Saturday, September 21, 2024

Samhain Project '24: The Children

1980's The Children is one bizarre excursion into cinema.  As the film opens, you have a couple of gomers who work for a nuclear plant arguing about how much attention they should be paying to a pressurization issue.  

I'd say more. 

Later on, we have a bus full of kids singing 99 Bottles and a weird Hail to the Bus Driver tune before driving through what appears to be a giant mustard fart cloud.  Now, the only thing weirder than this movie is probably the community it takes place in.  It seems to have two cops and a population of about 12 people who have massive homes and plots of land.  

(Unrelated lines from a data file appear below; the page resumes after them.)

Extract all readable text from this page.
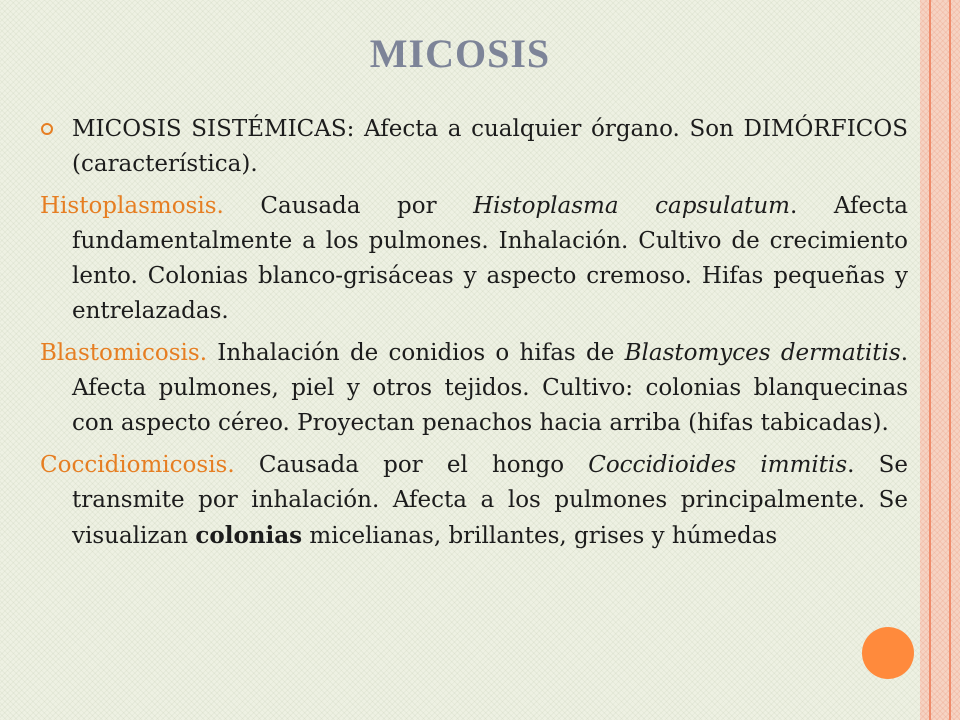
MICOSIS

MICOSIS SISTÉMICAS: Afecta a cualquier órgano. Son DIMÓRFICOS (característica).

Histoplasmosis. Causada por Histoplasma capsulatum. Afecta fundamentalmente a los pulmones. Inhalación. Cultivo de crecimiento lento. Colonias blanco-grisáceas y aspecto cremoso. Hifas pequeñas y entrelazadas.

Blastomicosis. Inhalación de conidios o hifas de Blastomyces dermatitis. Afecta pulmones, piel y otros tejidos. Cultivo: colonias blanquecinas con aspecto céreo. Proyectan penachos hacia arriba (hifas tabicadas).

Coccidiomicosis. Causada por el hongo Coccidioides immitis. Se transmite por inhalación. Afecta a los pulmones principalmente. Se visualizan colonias micelianas, brillantes, grises y húmedas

Strange dead ends hang in the atmosphere.  For example, once shit starts hitting the fans, we have two people signed up to monitor a road block who are never accounted for again.   A heartbroken waitress, teary-eyed and miserable, heads home in the dark, stood up by her ride, (who in all fairness has some serious shit to do) and is also never heard from for the rest of the film.  Weird.

   

What's happening is our Mustard Fart Cloud kids are now bullet-proof black-fingernailed, smokey-eyed weirdos who want to hug everybody so they can cook them alive.  This is a low- budget film, however, so you have to grade on a curve.  I will say Gil Rogers as the sheriff does pull his weight.  Harry Manfredini works the score here, and it sounds like he's doing a rough draft of his superior Friday the 13th score, mixed with Bernard Herrman's Psycho elements.  I forget the director's name already.  It's that sloppy.

1980 had a plethora of low budget horror, but where The Children sets itself apart is it isn't a slasher film.  It's kind of a zombie film in an odd way.  The residents of this small town are made short work of by our bus riders, not a big deal with only 12 members of the community.  All of them either assholes or perverts, so who could blame the tykes anyway.  

I must warn you, despite the factors that make this seem like light horror fare for one to enjoy on a Saturday Night, (like my sisters and I tried to do in 1981 on Spectrum) there's a heavy few jaw droppers in here that give genuine weight to the affairs and kind of take the wind out of the sails of the "fun horror giggles".

That being said, is The Children a good movie?

No. 

Is it worth watching?  Based on its complete and utter bizarreness, definitely.  Happy Halloween!!